COVID-19 variant: researching, testing and treating
Mutations continuously arise during viral replication. Even within the same patient, different mutations of the same virus can be present. The COVID-19 virus has been mutating ever since it emerged, but most of these mutations haven’t caused any significant changes that would raise alarm. We are only usually interested in viral mutations if it alters their transmissibility or virulence.
There has been concern that these new COVID-19 variants may prevent the efficacy of the developed vaccines and tests and put us back to square one in the race to beat COVID-19. Suppose these new mutations affect the binding of affinity reagents by preventing their binding or changing the affinity for the viral target. In that case, this could affect the interpretation of assays based on these reagents, alter the sensitivity of diagnostic assays or reduce the efficacy of therapeutics.
Equivalent Optimer binding to COVID-19 variant and WT
At the start of the pandemic, Aptamer Group deployed our rapid selection processes to identify Optimer binders specific to SARS-CoV-2. In just 17 days, we developed Optimers with high specificity and high affinity for the S1 and S2 subunits and to the recognition binding domain (RBD) of the COVID-19 Spike protein.
For more information about our COVID-19 Optimers, download the application note.
With the development of the new COVID-19 variant, we analysed our COVID-19 Optimer reagents’ binding to both the earlier strain and the new COVID-19 variant via biolayer interferometry.
Using the RBD protein of the B.1.1.7 COVID-19 variant and the WT protein, we assessed the binding of our COVID-19 RBD-specific Optimers using the Octet Red384 platform.
Biosensor analysis COVID-19 variant and WT with RBD-specific Optimers equivalent binding to both forms of the viral protein. BLI streptavidin probes were coated with 20 nM biotinylated Optimer, washed and the interaction measured in 80 μl of the target protein in buffer over the concentration range shown.
Equivalent binding was noted for the RBD-specific Optimer to both the COVID-19 variant and the earlier strain of the viral protein with target affinity for each of the targets highly comparable.
This shows that the new COVID-19 variant would not affect any data generated with this Optimer and that it could be used in the same way for both the earlier and newly emerging strains of COVID-19 to offer the same level of assay sensitivity and reliability for your work.
To find out how our alternative S1, S1 and NC Optimers interact with the new COVID-19 variant please get in touch for more information.
Will the reliability of COVID-19 tests be affected?
The most widely used test formats for COVID-19 diagnostics are RT-PCR and increasingly lateral flow tests (LFTs). While PCR offers increased accuracy over the available COVID-19 LFTs, LFTs’ speed and convenience mean their use is central to reducing the spread of the disease in our populations.
The primers and probes used within RT-PCR assays are designed to target conserved elements within the viral genome, so mutations such as the new COVID-19 variants being seen are unlikely to affect the test’s sensitivity.
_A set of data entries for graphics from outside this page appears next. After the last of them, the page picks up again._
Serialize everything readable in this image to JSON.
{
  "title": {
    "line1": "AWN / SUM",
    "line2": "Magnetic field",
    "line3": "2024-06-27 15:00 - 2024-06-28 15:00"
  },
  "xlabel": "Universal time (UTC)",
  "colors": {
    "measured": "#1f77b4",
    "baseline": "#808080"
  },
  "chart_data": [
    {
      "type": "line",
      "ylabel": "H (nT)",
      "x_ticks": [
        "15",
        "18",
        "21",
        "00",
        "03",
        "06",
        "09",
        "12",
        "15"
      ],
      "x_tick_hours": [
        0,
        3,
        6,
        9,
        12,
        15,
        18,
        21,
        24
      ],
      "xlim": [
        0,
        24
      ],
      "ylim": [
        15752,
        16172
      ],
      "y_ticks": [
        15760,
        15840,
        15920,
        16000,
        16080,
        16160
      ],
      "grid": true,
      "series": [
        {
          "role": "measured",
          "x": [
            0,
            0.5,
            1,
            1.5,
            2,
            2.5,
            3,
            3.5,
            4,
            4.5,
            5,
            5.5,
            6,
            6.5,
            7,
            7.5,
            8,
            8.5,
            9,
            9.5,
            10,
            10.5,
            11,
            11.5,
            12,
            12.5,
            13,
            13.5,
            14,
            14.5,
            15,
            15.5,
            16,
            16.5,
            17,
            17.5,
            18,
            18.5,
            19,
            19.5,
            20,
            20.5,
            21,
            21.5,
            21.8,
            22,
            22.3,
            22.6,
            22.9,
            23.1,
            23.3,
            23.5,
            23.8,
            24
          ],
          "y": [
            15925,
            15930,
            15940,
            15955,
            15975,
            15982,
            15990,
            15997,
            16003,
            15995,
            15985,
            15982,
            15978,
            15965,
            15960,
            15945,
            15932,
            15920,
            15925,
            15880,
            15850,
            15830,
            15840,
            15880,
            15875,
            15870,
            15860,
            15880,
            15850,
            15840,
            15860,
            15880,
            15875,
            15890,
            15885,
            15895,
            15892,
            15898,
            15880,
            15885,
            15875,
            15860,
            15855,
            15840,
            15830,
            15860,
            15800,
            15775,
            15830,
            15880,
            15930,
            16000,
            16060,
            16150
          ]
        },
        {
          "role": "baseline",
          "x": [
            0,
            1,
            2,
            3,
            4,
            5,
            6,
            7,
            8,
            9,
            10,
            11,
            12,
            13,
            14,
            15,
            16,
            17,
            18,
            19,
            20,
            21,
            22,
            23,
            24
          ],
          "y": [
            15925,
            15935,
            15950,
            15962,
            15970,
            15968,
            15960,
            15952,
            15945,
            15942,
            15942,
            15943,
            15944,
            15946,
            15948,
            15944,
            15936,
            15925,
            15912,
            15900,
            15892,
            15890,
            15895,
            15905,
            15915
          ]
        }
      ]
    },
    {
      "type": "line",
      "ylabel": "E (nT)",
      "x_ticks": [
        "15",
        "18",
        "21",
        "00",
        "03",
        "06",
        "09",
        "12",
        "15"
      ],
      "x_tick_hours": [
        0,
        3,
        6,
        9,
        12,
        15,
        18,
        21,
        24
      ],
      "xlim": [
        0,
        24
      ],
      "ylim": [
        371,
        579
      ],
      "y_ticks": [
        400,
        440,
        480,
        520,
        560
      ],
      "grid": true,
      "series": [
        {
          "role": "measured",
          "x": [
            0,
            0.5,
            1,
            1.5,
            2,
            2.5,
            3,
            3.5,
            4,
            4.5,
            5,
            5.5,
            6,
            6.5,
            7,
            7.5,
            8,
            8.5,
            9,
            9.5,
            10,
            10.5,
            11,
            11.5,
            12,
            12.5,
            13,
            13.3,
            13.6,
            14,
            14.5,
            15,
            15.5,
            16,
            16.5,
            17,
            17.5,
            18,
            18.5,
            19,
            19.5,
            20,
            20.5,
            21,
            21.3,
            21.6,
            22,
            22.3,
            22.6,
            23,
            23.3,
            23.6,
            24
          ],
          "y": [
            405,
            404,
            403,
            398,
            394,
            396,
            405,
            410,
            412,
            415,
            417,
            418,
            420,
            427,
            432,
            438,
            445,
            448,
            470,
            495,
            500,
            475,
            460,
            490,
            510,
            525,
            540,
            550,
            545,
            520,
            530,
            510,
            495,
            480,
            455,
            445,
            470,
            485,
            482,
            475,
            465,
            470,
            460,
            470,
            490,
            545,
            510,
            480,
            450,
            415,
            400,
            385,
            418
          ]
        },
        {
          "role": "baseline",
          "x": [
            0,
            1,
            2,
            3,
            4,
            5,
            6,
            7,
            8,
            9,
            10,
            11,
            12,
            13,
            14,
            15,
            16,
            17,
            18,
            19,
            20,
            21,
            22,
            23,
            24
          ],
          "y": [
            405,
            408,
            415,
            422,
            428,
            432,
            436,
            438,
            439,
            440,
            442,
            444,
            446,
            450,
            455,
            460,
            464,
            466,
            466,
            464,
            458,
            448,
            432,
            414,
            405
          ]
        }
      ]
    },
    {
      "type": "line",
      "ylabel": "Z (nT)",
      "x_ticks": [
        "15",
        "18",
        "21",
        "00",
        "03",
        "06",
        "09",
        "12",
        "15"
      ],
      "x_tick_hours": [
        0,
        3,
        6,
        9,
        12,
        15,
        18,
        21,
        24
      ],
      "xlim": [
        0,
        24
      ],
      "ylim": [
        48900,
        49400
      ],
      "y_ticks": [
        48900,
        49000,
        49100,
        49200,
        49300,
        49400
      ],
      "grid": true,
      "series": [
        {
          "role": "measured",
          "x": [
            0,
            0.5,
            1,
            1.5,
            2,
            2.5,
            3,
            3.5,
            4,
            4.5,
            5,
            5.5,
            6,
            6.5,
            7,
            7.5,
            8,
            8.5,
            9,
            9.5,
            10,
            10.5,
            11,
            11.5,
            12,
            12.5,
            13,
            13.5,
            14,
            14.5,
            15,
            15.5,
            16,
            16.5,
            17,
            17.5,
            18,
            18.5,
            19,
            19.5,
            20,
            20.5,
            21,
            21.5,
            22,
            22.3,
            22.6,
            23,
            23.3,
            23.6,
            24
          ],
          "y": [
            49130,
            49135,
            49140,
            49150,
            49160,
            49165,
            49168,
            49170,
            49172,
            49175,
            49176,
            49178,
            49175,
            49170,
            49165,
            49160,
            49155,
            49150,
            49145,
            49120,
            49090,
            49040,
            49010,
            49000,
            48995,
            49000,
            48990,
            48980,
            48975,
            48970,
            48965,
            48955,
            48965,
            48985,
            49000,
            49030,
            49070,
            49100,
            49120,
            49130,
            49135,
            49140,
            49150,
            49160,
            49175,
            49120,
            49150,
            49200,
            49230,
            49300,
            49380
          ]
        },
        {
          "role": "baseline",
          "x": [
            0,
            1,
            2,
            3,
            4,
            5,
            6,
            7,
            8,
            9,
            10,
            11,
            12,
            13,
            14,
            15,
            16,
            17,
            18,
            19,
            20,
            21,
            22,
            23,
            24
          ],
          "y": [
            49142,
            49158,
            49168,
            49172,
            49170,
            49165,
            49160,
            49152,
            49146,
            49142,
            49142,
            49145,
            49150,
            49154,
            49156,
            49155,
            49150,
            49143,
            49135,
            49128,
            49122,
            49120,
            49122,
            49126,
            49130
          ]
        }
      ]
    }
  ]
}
However, LFTs do not work in the same way and are based on antibodies to COVID-19 proteins, which may change in new COVID-19 variants. Consequently, new mutations and variants of COVID-19 may impact the efficacy of these tests and we must consider the specific reagents used in each test when considering the results.
We will continue to monitor the performance of our Optimer reagents to new COVID-19 variants as they emerge, and we will continue to update you with any further results so that you can be sure that your work with these reagents is always accurate.